L’initiative sur les frais dentaires a été perçue par la majorité des Vaudois comme le geste de trop après plusieurs renforcements de l’Etat social. Celui-ci peut-il être encore développé?

Le résultat de l’initiative démontre qu’une part non négligeable des Vaudois souhaite une meilleure prise en charge des soins dentaires. Le modèle actuel doit sans aucun doute être réformé, même les opposants l’ont admis. L’Etat social a un rôle essentiel à jouer dans un monde en constante évolution. Il devra inévitablement être développé. Le «virage numérique» est un bon exemple. D’un côté, certains citoyens et entreprises retirent de ces modifications sociétales et technologiques de grands avantages, notamment financiers. Mais de l’autre, de nombreuses activités destinées aux personnes faiblement à moyennement qualifiées disparaissent, étant exécutées par des machines. Face à ce constat, l’Etat doit protéger les plus faibles et renforcer le pacte social, notamment dans la formation continue des adultes et dans le retour à l’emploi des plus de 50 ans.

La division du Conseil d’Etat sur les frais dentaires ainsi que l’affaire Broulis secouent la politique vaudoise de compromis.
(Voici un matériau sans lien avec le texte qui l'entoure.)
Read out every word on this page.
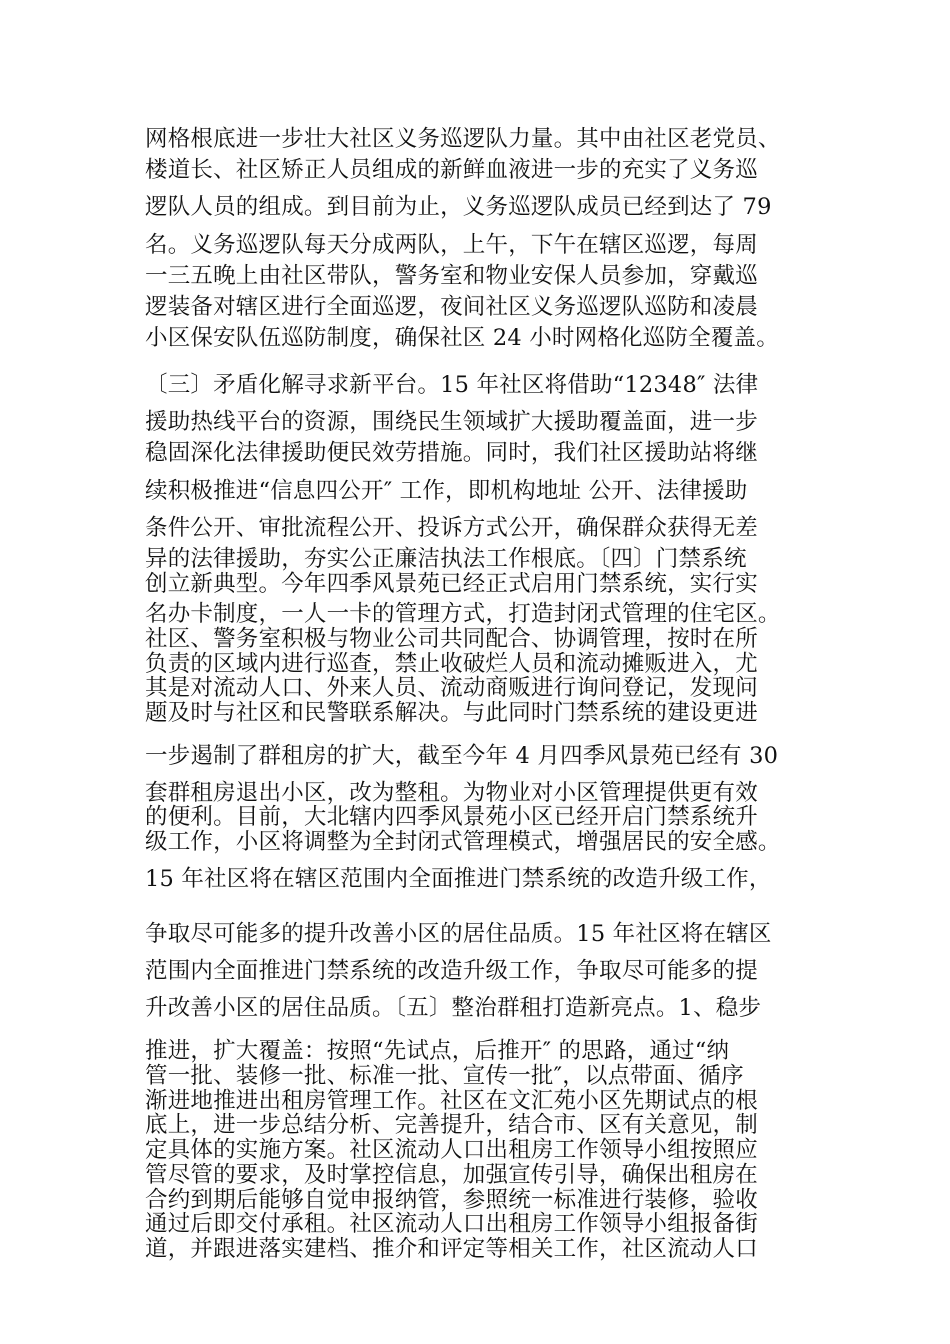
网格根底进一步壮大社区义务巡逻队力量。其中由社区老党员、
楼道长、社区矫正人员组成的新鲜血液进一步的充实了义务巡
逻队人员的组成。到目前为止，义务巡逻队成员已经到达了 79
名。义务巡逻队每天分成两队，上午，下午在辖区巡逻，每周
一三五晚上由社区带队，警务室和物业安保人员参加，穿戴巡
逻装备对辖区进行全面巡逻，夜间社区义务巡逻队巡防和凌晨
小区保安队伍巡防制度，确保社区 24 小时网格化巡防全覆盖。
〔三〕矛盾化解寻求新平台。15 年社区将借助“12348″ 法律
援助热线平台的资源，围绕民生领域扩大援助覆盖面，进一步
稳固深化法律援助便民效劳措施。同时，我们社区援助站将继
续积极推进“信息四公开″ 工作，即机构地址 公开、法律援助
条件公开、审批流程公开、投诉方式公开，确保群众获得无差
异的法律援助，夯实公正廉洁执法工作根底。〔四〕门禁系统
创立新典型。今年四季风景苑已经正式启用门禁系统，实行实
名办卡制度，一人一卡的管理方式，打造封闭式管理的住宅区。
社区、警务室积极与物业公司共同配合、协调管理，按时在所
负责的区域内进行巡查，禁止收破烂人员和流动摊贩进入，尤
其是对流动人口、外来人员、流动商贩进行询问登记，发现问
题及时与社区和民警联系解决。与此同时门禁系统的建设更进
一步遏制了群租房的扩大，截至今年 4 月四季风景苑已经有 30
套群租房退出小区，改为整租。为物业对小区管理提供更有效
的便利。目前，大北辖内四季风景苑小区已经开启门禁系统升
级工作，小区将调整为全封闭式管理模式，增强居民的安全感。
15 年社区将在辖区范围内全面推进门禁系统的改造升级工作，
争取尽可能多的提升改善小区的居住品质。15 年社区将在辖区
范围内全面推进门禁系统的改造升级工作，争取尽可能多的提
升改善小区的居住品质。〔五〕整治群租打造新亮点。1、稳步
推进，扩大覆盖：按照“先试点，后推开″ 的思路，通过“纳
管一批、装修一批、标准一批、宣传一批″，以点带面、循序
渐进地推进出租房管理工作。社区在文汇苑小区先期试点的根
底上，进一步总结分析、完善提升，结合市、区有关意见，制
定具体的实施方案。社区流动人口出租房工作领导小组按照应
管尽管的要求，及时掌控信息，加强宣传引导，确保出租房在
合约到期后能够自觉申报纳管，参照统一标准进行装修，验收
通过后即交付承租。社区流动人口出租房工作领导小组报备街
道，并跟进落实建档、推介和评定等相关工作，社区流动人口
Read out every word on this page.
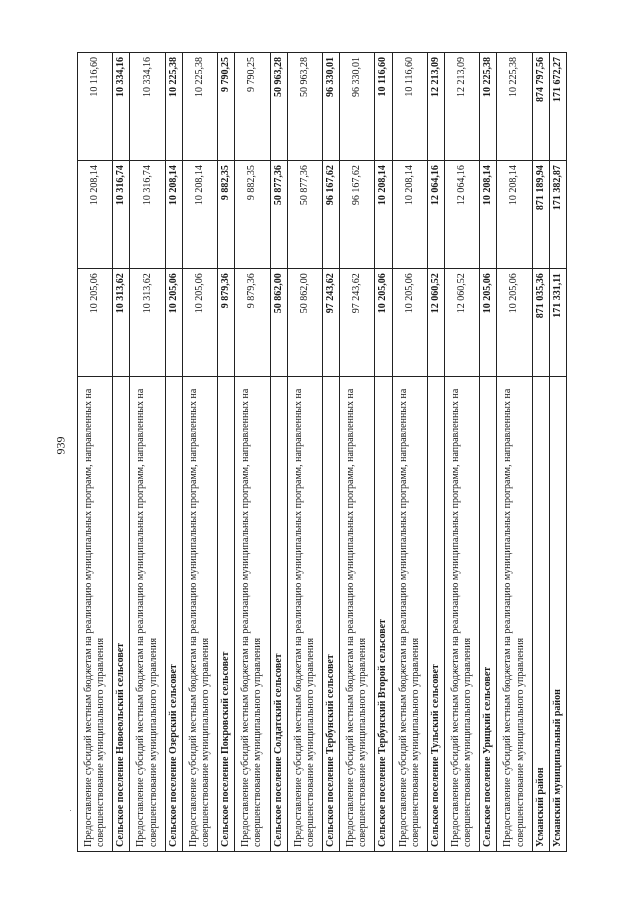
939 Предоставление субсидий местным бюджетам на реализацию муниципальных программ, направленных на совершенствование муниципального управления	10 205,06	10 208,14	10 116,60
Сельское поселение Новоеольский сельсовет	10 313,62	10 316,74	10 334,16
Предоставление субсидий местным бюджетам на реализацию муниципальных программ, направленных на совершенствование муниципального управления	10 313,62	10 316,74	10 334,16
Сельское поселение Озерский сельсовет	10 205,06	10 208,14	10 225,38
Предоставление субсидий местным бюджетам на реализацию муниципальных программ, направленных на совершенствование муниципального управления	10 205,06	10 208,14	10 225,38
Сельское поселение Покровский сельсовет	9 879,36	9 882,35	9 790,25
Предоставление субсидий местным бюджетам на реализацию муниципальных программ, направленных на совершенствование муниципального управления	9 879,36	9 882,35	9 790,25
Сельское поселение Солдатский сельсовет	50 862,00	50 877,36	50 963,28
Предоставление субсидий местным бюджетам на реализацию муниципальных программ, направленных на совершенствование муниципального управления	50 862,00	50 877,36	50 963,28
Сельское поселение Тербунский сельсовет	97 243,62	96 167,62	96 330,01
Предоставление субсидий местным бюджетам на реализацию муниципальных программ, направленных на совершенствование муниципального управления	97 243,62	96 167,62	96 330,01
Сельское поселение Тербунский Второй сельсовет	10 205,06	10 208,14	10 116,60
Предоставление субсидий местным бюджетам на реализацию муниципальных программ, направленных на совершенствование муниципального управления	10 205,06	10 208,14	10 116,60
Сельское поселение Тульский сельсовет	12 060,52	12 064,16	12 213,09
Предоставление субсидий местным бюджетам на реализацию муниципальных программ, направленных на совершенствование муниципального управления	12 060,52	12 064,16	12 213,09
Сельское поселение Урицкий сельсовет	10 205,06	10 208,14	10 225,38
Предоставление субсидий местным бюджетам на реализацию муниципальных программ, направленных на совершенствование муниципального управления	10 205,06	10 208,14	10 225,38
Усманский район	871 035,36	871 189,94	874 797,56
Усманский муниципальный район	171 331,11	171 382,87	171 672,27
Ce durcissement possible de la politique cantonale vous inquiète-t-il?

Oui, je suis très inquiète, car cette politique de «compromis dynamiques», pourtant plébiscitée par les Vaudois et Vaudoises lors des dernières élections, est mise à mal par une droite de plus en plus libérale et dogmatique. Notre canton est un modèle en matière économique et sociale. Ces acquis sont le résultat d’une action politique forte, dont le PSV a été un des grands artisans. Nous devrons être attentifs et combatifs afin d’éviter tout démantèlement des acquis.